O resultado do colapso é a história que todos conhecemos, que poucos contam e que dá origem à República Bolivariana da Venezuela, já que em 1998 o sistema bipartidário estaria em queda livre. Nem a Acão Democrática nem a COPEI apresentariam então candidatos à presidência. A crise económica contínua fez com que o PIB per capita venezuelano atingisse níveis do final da década de 1950. Apesar do apoio de ambos os partidos ao candidato da oposição, Hugo Chávez venceria as eleições por esmagadora maioria, obtendo 56 por cento dos votos. Desde então, a Venezuela nunca mais voltou a ser a que era.
O início do chavismo
Nascido em uma família de professores no estado de Barinas, Hugo Rafael Chávez Frías se tornaria oficial do Exército de onde fundaria o Movimento Revolucionário Bolivariano 200 (MBR-200) no início da década de 1980. Preso em 1992 pelo governo da Ação Democrática do presidente Carlos Andrés Pérez e libertado em 1994 pela revogação da prisão pelo presidente Rafael Caldera, fundaria então o Movimento Quinta República, à frente do qual seria eleito presidente da Venezuela nas eleições de 1998.
Fortemente influenciado por Simón Bolívar, mas também por Simón Narciso de Jesús Carreño Rodríguez, aquele extraordinário intelectual venezuelano do início do século XIX que propôs que a América Latina “inventasse o seu próprio sistema político”, Chávez iniciou o seu governo convocando uma Assembleia Constituinte em 1999. onde foi redigida a nova Constituição que mudaria o nome oficial do país para República Bolivariana da Venezuela e também mudaria o destino de milhões de venezuelanos e latino-americanos.
Quando Chávez se tornou presidente, um relatório público da Human Rights Watch, longe de apoiar o chavismo, falou de um “judiciário disfuncional e corrupto” e indicou que o principal tribunal administrativo da Venezuela “tinha estabelecido preços a serem cobrados aos acusados ??de crimes”, para resolver seus casos.

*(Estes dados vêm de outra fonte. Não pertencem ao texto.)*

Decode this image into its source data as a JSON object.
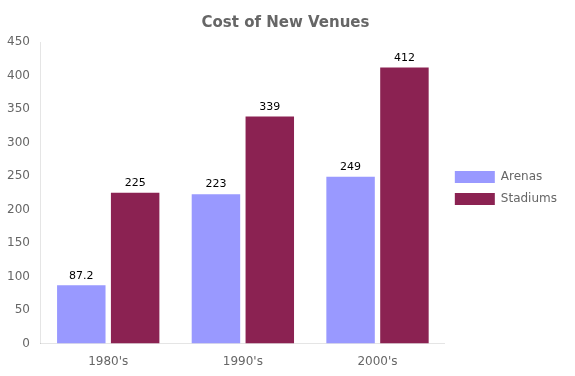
{
  "chart_data": {
    "type": "bar",
    "title": "Cost of New Venues",
    "categories": [
      "1980's",
      "1990's",
      "2000's"
    ],
    "series": [
      {
        "name": "Arenas",
        "color": "#9999ff",
        "values": [
          87.2,
          223,
          249
        ]
      },
      {
        "name": "Stadiums",
        "color": "#8b2252",
        "values": [
          225,
          339,
          412
        ]
      }
    ],
    "ylim": [
      0,
      450
    ],
    "yticks": [
      0,
      50,
      100,
      150,
      200,
      250,
      300,
      350,
      400,
      450
    ],
    "grid": false,
    "legend": "right",
    "data_labels": true
  }
}
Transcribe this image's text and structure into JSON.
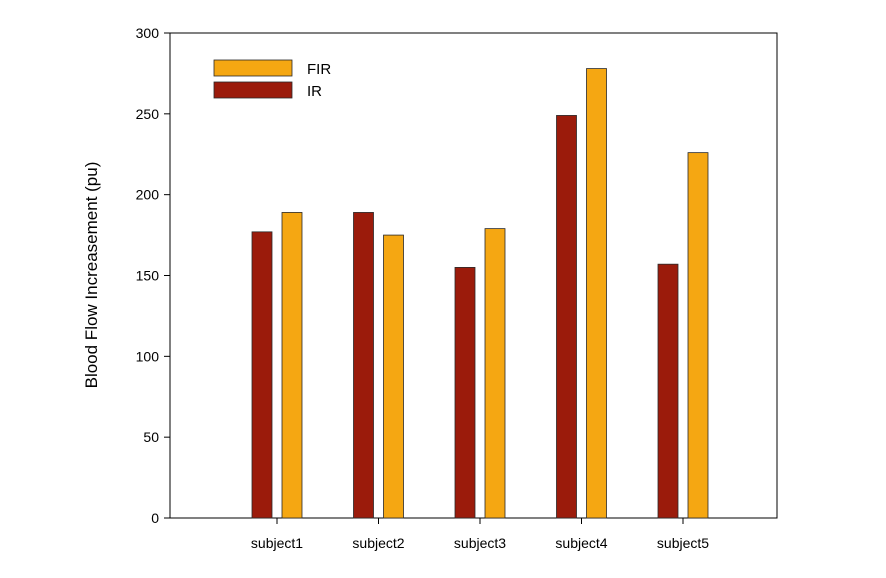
{
  "chart_data": {
    "type": "bar",
    "title": "",
    "xlabel": "",
    "ylabel": "Blood Flow Increasement (pu)",
    "ylim": [
      0,
      300
    ],
    "yticks": [
      0,
      50,
      100,
      150,
      200,
      250,
      300
    ],
    "categories": [
      "subject1",
      "subject2",
      "subject3",
      "subject4",
      "subject5"
    ],
    "series": [
      {
        "name": "IR",
        "color": "#9B1B0B",
        "values": [
          177,
          189,
          155,
          249,
          157
        ]
      },
      {
        "name": "FIR",
        "color": "#F5A712",
        "values": [
          189,
          175,
          179,
          278,
          226
        ]
      }
    ],
    "legend": {
      "position": "top-left",
      "order": [
        "FIR",
        "IR"
      ]
    },
    "grid": false
  }
}
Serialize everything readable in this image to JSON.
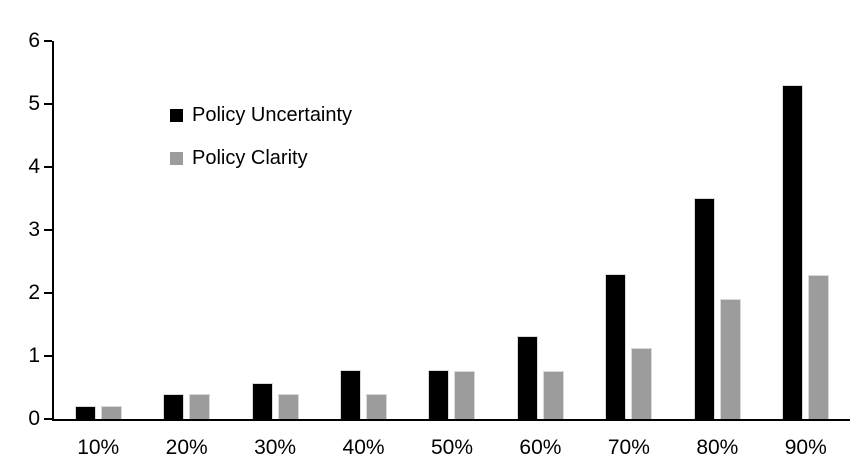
{
  "chart_data": {
    "type": "bar",
    "title": "",
    "xlabel": "",
    "ylabel": "",
    "categories": [
      "10%",
      "20%",
      "30%",
      "40%",
      "50%",
      "60%",
      "70%",
      "80%",
      "90%"
    ],
    "series": [
      {
        "name": "Policy Uncertainty",
        "color": "#000000",
        "values": [
          0.2,
          0.4,
          0.57,
          0.77,
          0.78,
          1.32,
          2.3,
          3.5,
          5.3
        ]
      },
      {
        "name": "Policy Clarity",
        "color": "#9c9c9c",
        "values": [
          0.2,
          0.39,
          0.39,
          0.39,
          0.76,
          0.76,
          1.13,
          1.9,
          2.28
        ]
      }
    ],
    "ylim": [
      0,
      6
    ],
    "yticks": [
      0,
      1,
      2,
      3,
      4,
      5,
      6
    ],
    "grid": false,
    "legend_position": "top-left-inside",
    "axis_color": "#000000",
    "background_color": "#ffffff"
  }
}
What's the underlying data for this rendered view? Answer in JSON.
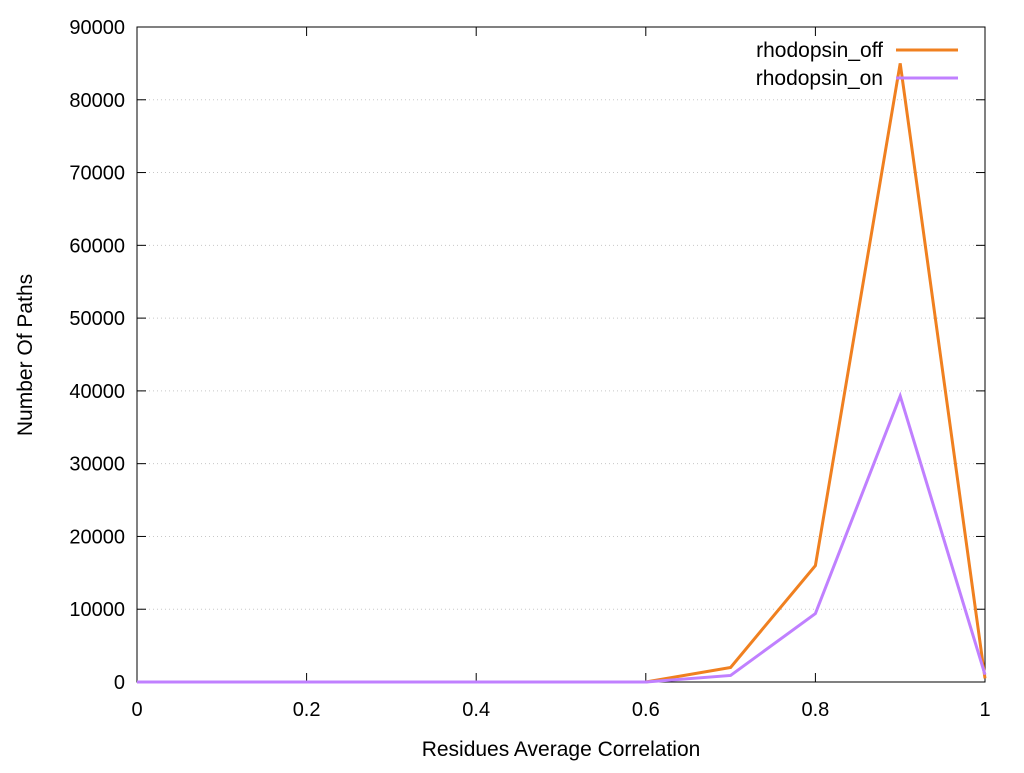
{
  "chart_data": {
    "type": "line",
    "title": "",
    "xlabel": "Residues Average Correlation",
    "ylabel": "Number Of Paths",
    "xlim": [
      0,
      1
    ],
    "ylim": [
      0,
      90000
    ],
    "x_ticks": [
      0,
      0.2,
      0.4,
      0.6,
      0.8,
      1
    ],
    "x_tick_labels": [
      "0",
      "0.2",
      "0.4",
      "0.6",
      "0.8",
      "1"
    ],
    "y_ticks": [
      0,
      10000,
      20000,
      30000,
      40000,
      50000,
      60000,
      70000,
      80000,
      90000
    ],
    "y_tick_labels": [
      "0",
      "10000",
      "20000",
      "30000",
      "40000",
      "50000",
      "60000",
      "70000",
      "80000",
      "90000"
    ],
    "grid": "horizontal dotted",
    "legend_position": "top-right",
    "x": [
      0,
      0.1,
      0.2,
      0.3,
      0.4,
      0.5,
      0.6,
      0.7,
      0.8,
      0.9,
      1.0
    ],
    "series": [
      {
        "name": "rhodopsin_off",
        "color": "#f08020",
        "values": [
          0,
          0,
          0,
          0,
          0,
          0,
          0,
          2000,
          16000,
          85000,
          500
        ]
      },
      {
        "name": "rhodopsin_on",
        "color": "#c080ff",
        "values": [
          0,
          0,
          0,
          0,
          0,
          0,
          0,
          900,
          9400,
          39300,
          1000
        ]
      }
    ]
  }
}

Menos de um por cento da população tinha confiança no sistema judicial. Como resultado, houve muito apoio à primeira série de reformas judiciais em 1999, que aumentaram a independência e a integridade judiciais, mesmo na opinião do próprio Programa das Nações Unidas para o Desenvolvimento (PNUD).
Essas antigas contribuições de Simón Rodríguez sobre política, economia, educação, ética e sociologia seriam uma das bases de ação das presidências de Hugo Chávez. Na obra principal de Rodríguez: SOCIEDADES AMERICANAS, publicada em 1828, você encontra o projeto político-econômico e educacional de estabelecimento das Repúblicas Americanas ao qual Chávez daria novo impulso ao propor a criação da Comunidade dos Estados Latino-Americanos e Caribenhos (CELAC) institucionalizada em 2010.

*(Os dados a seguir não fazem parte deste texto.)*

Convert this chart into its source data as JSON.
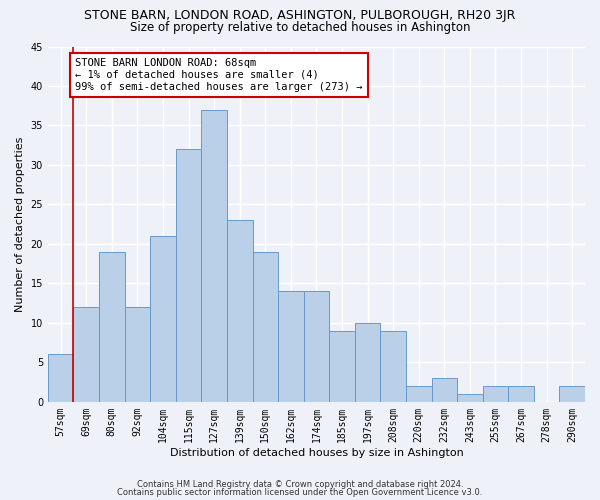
{
  "title": "STONE BARN, LONDON ROAD, ASHINGTON, PULBOROUGH, RH20 3JR",
  "subtitle": "Size of property relative to detached houses in Ashington",
  "xlabel": "Distribution of detached houses by size in Ashington",
  "ylabel": "Number of detached properties",
  "bin_labels": [
    "57sqm",
    "69sqm",
    "80sqm",
    "92sqm",
    "104sqm",
    "115sqm",
    "127sqm",
    "139sqm",
    "150sqm",
    "162sqm",
    "174sqm",
    "185sqm",
    "197sqm",
    "208sqm",
    "220sqm",
    "232sqm",
    "243sqm",
    "255sqm",
    "267sqm",
    "278sqm",
    "290sqm"
  ],
  "bar_heights": [
    6,
    12,
    19,
    12,
    21,
    32,
    37,
    23,
    19,
    14,
    14,
    9,
    10,
    9,
    2,
    3,
    1,
    2,
    2,
    0,
    2
  ],
  "bar_color": "#bad0e8",
  "bar_edge_color": "#6699cc",
  "annotation_line1": "STONE BARN LONDON ROAD: 68sqm",
  "annotation_line2": "← 1% of detached houses are smaller (4)",
  "annotation_line3": "99% of semi-detached houses are larger (273) →",
  "annotation_box_color": "#ffffff",
  "annotation_box_edge_color": "#cc0000",
  "ylim": [
    0,
    45
  ],
  "yticks": [
    0,
    5,
    10,
    15,
    20,
    25,
    30,
    35,
    40,
    45
  ],
  "footer_line1": "Contains HM Land Registry data © Crown copyright and database right 2024.",
  "footer_line2": "Contains public sector information licensed under the Open Government Licence v3.0.",
  "background_color": "#eef2f8",
  "grid_color": "#ffffff",
  "title_fontsize": 9,
  "subtitle_fontsize": 8.5,
  "ylabel_fontsize": 8,
  "xlabel_fontsize": 8,
  "tick_fontsize": 7,
  "annotation_fontsize": 7.5,
  "footer_fontsize": 6
}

Acusado de populista, o que nestas terras latino-americanas costuma ser um elogio indesejado por parte de quem assim o chama, ele foi uma luz que iluminou a gloriosa primeira década da nossa região ao lado de Néstor Kirchner, Lula da Silva e tantos outros presidentes populares.
Uma breve revisão das eleições ocorridas entre 1998 e 2013 permite-nos descartar o rótulo falso e impune de “ditadura chavista”.

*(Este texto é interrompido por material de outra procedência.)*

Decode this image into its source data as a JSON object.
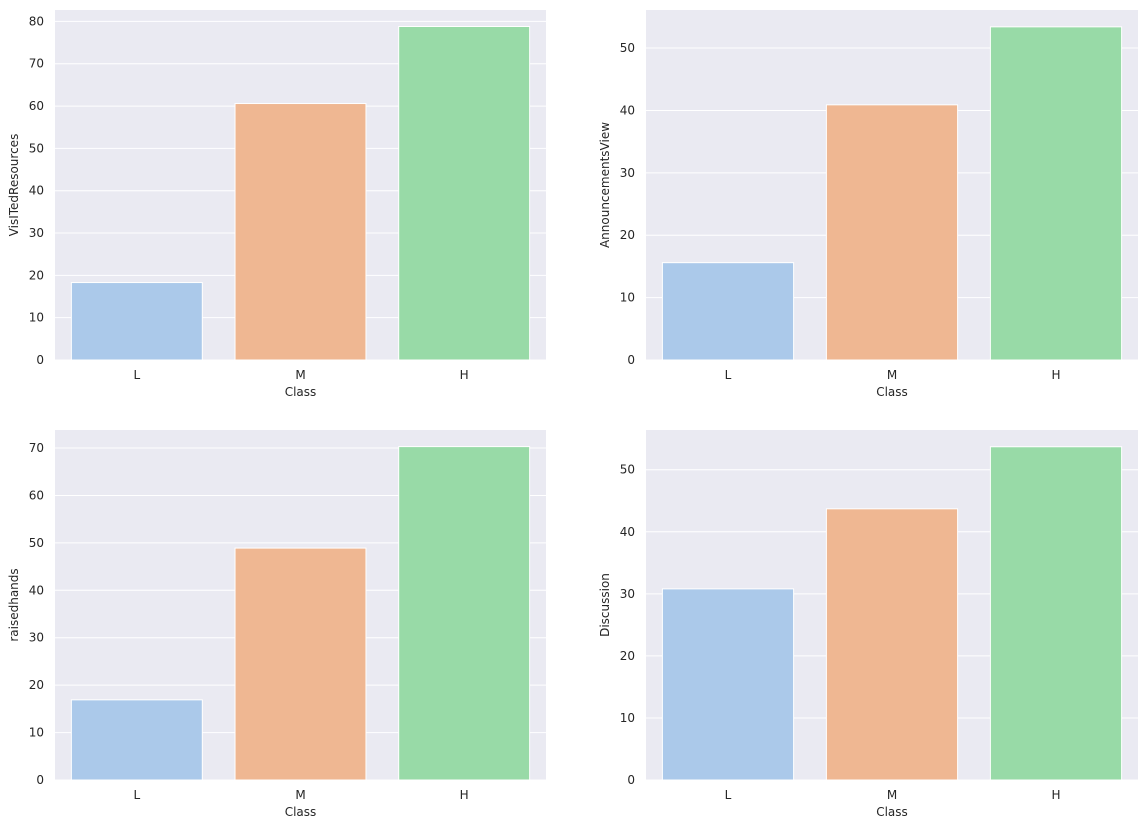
{
  "figure": {
    "background": "#ffffff",
    "axes_facecolor": "#eaeaf2",
    "grid_color": "#ffffff"
  },
  "chart_data": [
    {
      "type": "bar",
      "categories": [
        "L",
        "M",
        "H"
      ],
      "colors": [
        "#abc9ea",
        "#efb792",
        "#98daa7"
      ],
      "values": [
        18.3,
        60.6,
        78.8
      ],
      "title": "",
      "xlabel": "Class",
      "ylabel": "VisITedResources",
      "ylim": [
        0,
        82.7
      ],
      "yticks": [
        0,
        10,
        20,
        30,
        40,
        50,
        60,
        70,
        80
      ],
      "grid": true
    },
    {
      "type": "bar",
      "categories": [
        "L",
        "M",
        "H"
      ],
      "colors": [
        "#abc9ea",
        "#efb792",
        "#98daa7"
      ],
      "values": [
        15.6,
        40.9,
        53.4
      ],
      "title": "",
      "xlabel": "Class",
      "ylabel": "AnnouncementsView",
      "ylim": [
        0,
        56.1
      ],
      "yticks": [
        0,
        10,
        20,
        30,
        40,
        50
      ],
      "grid": true
    },
    {
      "type": "bar",
      "categories": [
        "L",
        "M",
        "H"
      ],
      "colors": [
        "#abc9ea",
        "#efb792",
        "#98daa7"
      ],
      "values": [
        16.9,
        48.9,
        70.3
      ],
      "title": "",
      "xlabel": "Class",
      "ylabel": "raisedhands",
      "ylim": [
        0,
        73.8
      ],
      "yticks": [
        0,
        10,
        20,
        30,
        40,
        50,
        60,
        70
      ],
      "grid": true
    },
    {
      "type": "bar",
      "categories": [
        "L",
        "M",
        "H"
      ],
      "colors": [
        "#abc9ea",
        "#efb792",
        "#98daa7"
      ],
      "values": [
        30.8,
        43.7,
        53.7
      ],
      "title": "",
      "xlabel": "Class",
      "ylabel": "Discussion",
      "ylim": [
        0,
        56.4
      ],
      "yticks": [
        0,
        10,
        20,
        30,
        40,
        50
      ],
      "grid": true
    }
  ]
}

Eleições presidenciais de 1998
Chávez venceu com 56 por cento dos votos, em comparação com 40 por cento de Henrique Salas Romer, o seu adversário mais próximo. Ele assumiu o cargo em 2 de fevereiro de 1999, prestando juramento sobre a Constituição “moribunda” de 1961.
Referendo constituinte de abril de 1999
Cerca de 90 por cento dos eleitores apoiaram a convocação de uma Assembleia Constituinte para redigir uma nova Constituição.
Referendo constituinte de dezembro de 1999
72 por cento dos eleitores aprovaram a nova Constituição, que deu início à chamada “Revolução Bolivariana”. A nova Constituição determinou a unicameridade do Congresso – hoje Assembleia Nacional -, reorganizou os poderes públicos, aumentou o mandato presidencial de cinco para seis anos, estabeleceu a possibilidade de reeleição imediata por um período, deu direito de voto aos militares da ativa e mudou o nome oficial do país para República Bolivariana da Venezuela.
Eleições presidenciais de 2000
Chávez obteve 60 por cento dos votos, em comparação com 37,5 por cento do seu principal adversário, Francisco Arias, para o mandato iniciado em 2001. O eleitorado também foi chamado a legitimar os cargos eleitos pelo povo de governadores e prefeitos, após a aprovação da nova Constituição.
Eleições regionais de 2004
O chavismo venceu em 22 dos 24 estados e em mais de 80% das prefeituras. A oposição enfraqueceu, perdendo seis dos oito governos que controlava e a grande maioria das 220 prefeituras que ocupava desde 2000.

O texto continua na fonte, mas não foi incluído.